George R. R. Martin, (okumadığım ve yakın vadede okumayı planlamadığım) kitaplarını DOS'ta çalışan WordStar <http://en.wikipedia.org/wiki/WordStar>__ ile yazıyormuş.

/Üretenler ile tüketenler arasındaki teknoloji farkı./

Normal şartlar altında, üretmek için gereken teknoloji, tüketmek için gerekenden fazladır. Burada da öyle denebilir belki. Neticede adam kitabı kağıda basılsın diye yazıyor, video haline getirmiyor. Tüketen de onu kağıtta tüketiyor. WordStar da kağıttan daha ileri bir teknoloji. (Bendeniz de Emacs <http://en.wikipedia.org/wiki/Emacs>__ kullandığıma göre ünlü bir yazar olmama az kaldı.)

Bilgisayar denince de benzer bir teknoloji farkı oluştu. Önceden tüketim araçlarıyla üretim araçları aynıydı, ikisine de bilgisayar deniyordu. Artık akıllı telefon ve tablet gibi cihazlar var ve bunların temel amacı, bilgi tüketmek. Yazı yazmanın imkansız olmasa da zor olduğu aletler. En fazla fotoğraf çekip, filtre uygulayacak kadar yaratıcılık imkanı sunuyor. İnsanların da zaten en fazla bu kadarına gücü yetiyor.

| Klavye tozlu | Blog hamuş | Telefonda yemek fotoğrafı

Sosyal medya denen şeye burun kıvırıyoruz, ancak insanların hiçbir zaman o kadar da eğlenceli olmadığını unutuyoruz. İnsanların geneli sıkıcıdır. (Hemen alınmayın, ben de bu genelin içindeyim.) Sıkıcı hayatlar yaşar, sıkıcı günlerini eğlence namına akıllarına gelen saçmalıklarla, en iyi ihtimalle zamanını, daha kötü ihtimalle sıhhatini boşa harcayarak doldurur.

Tuhaf olan insanların sıkıcı olmamasına dair bir beklenti. Bilgisayarı, daha doğrusu fesbuk veya feys dediği sitede fotoğrafların altına yorum yazmayı öğrenince, bir anda sıkıcılıktan kurtulacak mı sanıyorduk?
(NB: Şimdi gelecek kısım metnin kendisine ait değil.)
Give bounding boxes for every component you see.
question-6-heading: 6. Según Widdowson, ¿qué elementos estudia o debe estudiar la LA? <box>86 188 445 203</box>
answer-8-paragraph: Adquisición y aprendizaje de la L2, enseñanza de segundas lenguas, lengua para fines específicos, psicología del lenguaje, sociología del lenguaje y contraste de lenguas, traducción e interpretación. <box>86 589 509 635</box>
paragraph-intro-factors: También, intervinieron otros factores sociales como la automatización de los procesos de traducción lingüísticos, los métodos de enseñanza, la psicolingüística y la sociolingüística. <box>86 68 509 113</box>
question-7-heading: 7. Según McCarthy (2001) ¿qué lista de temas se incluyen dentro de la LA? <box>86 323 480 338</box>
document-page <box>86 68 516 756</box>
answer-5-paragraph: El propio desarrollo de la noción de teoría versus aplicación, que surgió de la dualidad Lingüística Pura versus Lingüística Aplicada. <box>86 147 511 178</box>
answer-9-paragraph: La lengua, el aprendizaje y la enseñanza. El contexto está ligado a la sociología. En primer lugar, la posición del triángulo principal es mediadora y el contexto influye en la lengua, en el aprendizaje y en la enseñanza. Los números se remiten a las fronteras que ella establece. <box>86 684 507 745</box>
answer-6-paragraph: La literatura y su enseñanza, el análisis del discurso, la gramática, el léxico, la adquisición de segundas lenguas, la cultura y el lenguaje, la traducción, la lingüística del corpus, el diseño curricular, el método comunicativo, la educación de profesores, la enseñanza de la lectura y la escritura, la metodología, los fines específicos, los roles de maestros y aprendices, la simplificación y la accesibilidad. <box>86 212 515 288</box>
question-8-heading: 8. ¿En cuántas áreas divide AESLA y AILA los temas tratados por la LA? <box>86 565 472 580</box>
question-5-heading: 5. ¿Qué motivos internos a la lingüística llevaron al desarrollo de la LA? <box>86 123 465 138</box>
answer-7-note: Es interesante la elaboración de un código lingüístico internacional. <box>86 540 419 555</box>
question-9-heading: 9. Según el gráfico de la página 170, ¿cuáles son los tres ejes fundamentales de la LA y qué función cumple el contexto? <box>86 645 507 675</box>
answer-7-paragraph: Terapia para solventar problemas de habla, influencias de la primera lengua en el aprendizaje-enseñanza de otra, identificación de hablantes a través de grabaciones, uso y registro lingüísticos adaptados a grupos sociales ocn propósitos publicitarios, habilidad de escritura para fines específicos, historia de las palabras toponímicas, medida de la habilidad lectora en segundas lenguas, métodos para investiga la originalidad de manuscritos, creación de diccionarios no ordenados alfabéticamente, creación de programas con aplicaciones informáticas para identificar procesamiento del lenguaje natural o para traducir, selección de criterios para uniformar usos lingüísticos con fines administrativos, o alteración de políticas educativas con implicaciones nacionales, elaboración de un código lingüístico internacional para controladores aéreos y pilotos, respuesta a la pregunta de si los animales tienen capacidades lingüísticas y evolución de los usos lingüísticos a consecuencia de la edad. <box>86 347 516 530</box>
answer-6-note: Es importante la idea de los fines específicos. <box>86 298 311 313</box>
Hey.

Önceden de boş konuşmayı pek sevmezdim. Onun için sosyal medya kalabalıklaştıkça beni daraltmaya başladı.


İçedönüklüğün biyolojik bir farklılık olduğunu söylüyorlar. Beynimizin bir kısmı insanlara çabuk doyuyormuş.
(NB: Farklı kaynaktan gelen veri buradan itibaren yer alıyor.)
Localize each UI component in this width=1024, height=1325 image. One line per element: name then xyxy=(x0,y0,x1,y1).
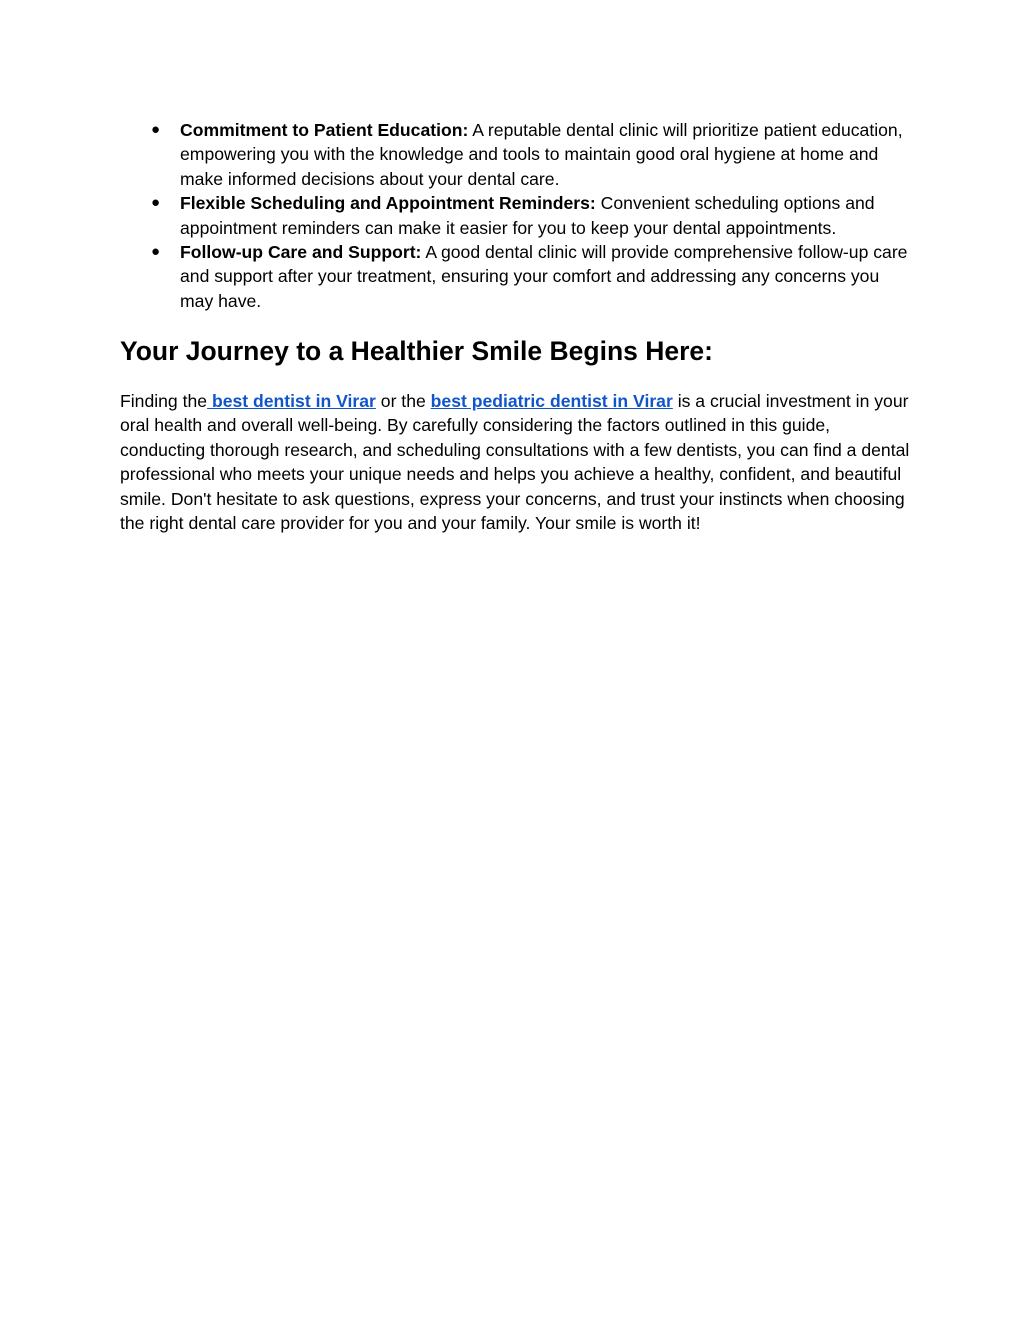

Bizde girişimci veya işadamı denince tamamen dışadönük insanlar anlaşılıyor. İlgiyi kendilerine toplamayı seven ve neredeyse, ilgi namına başarı peşinde koşan insanlar. Ben böyle değilim. Bir takım işlerin peşinde koşmaya başlarken tereddütlerimin başında bu geliyordu, yani, karakterimin pek de iş kurup, onu canlandırmaya uygun olmayabileceğini düşünüyordum.

Ancak sonradan farkettim ki, aslında dışadönük insanların çektiği o küreklerin pek çoğunu çekmek zorunda değilim. İnsanlar, onlara uygun çözümler sunduğunuzda para öder. Bizim memleketin çalışma şartlarında, parasını alamadığı için batan çok insan da var, evet, ancak bundan çıkışın da düşünerek olabileceği kanaatindeyim.

Warren Buffett, ABD'nin ikinci büyük zengini ve içedönük bir adam. Gününün büyük kısmını okuyarak geçiriyormuş. Günde 500 sayfa kadar okuduğunu rivayet eden bir yazı gördüm geçenlerde. Yapacağı yatırımların kararlarını doğru almasının sebebinin de bu olduğu söyleniyor.

/Doğru karar vermek/ ve düşünmek, dışadönüklükten daha önemli etkenler gibi görünüyor. Cesaretimin bir kısmı bundan. İçedönüklük utangaçlık değil, arayıp birini fırçalamak gerektiğinde pek utandığımı söyleyemem. (Hatta kavgacı sayılabilecek biriyim. Haklı olduğum sürece kavga etmek çok zevkli geliyor.) Bakalım, bir şeyler yapmak, herkesin iş yaptırdığı ama bir türlü iş yapmadığı ekonomik iklimimizde, laf salatasıyla uğraşmaktan daha iyi sonuç verecek mi?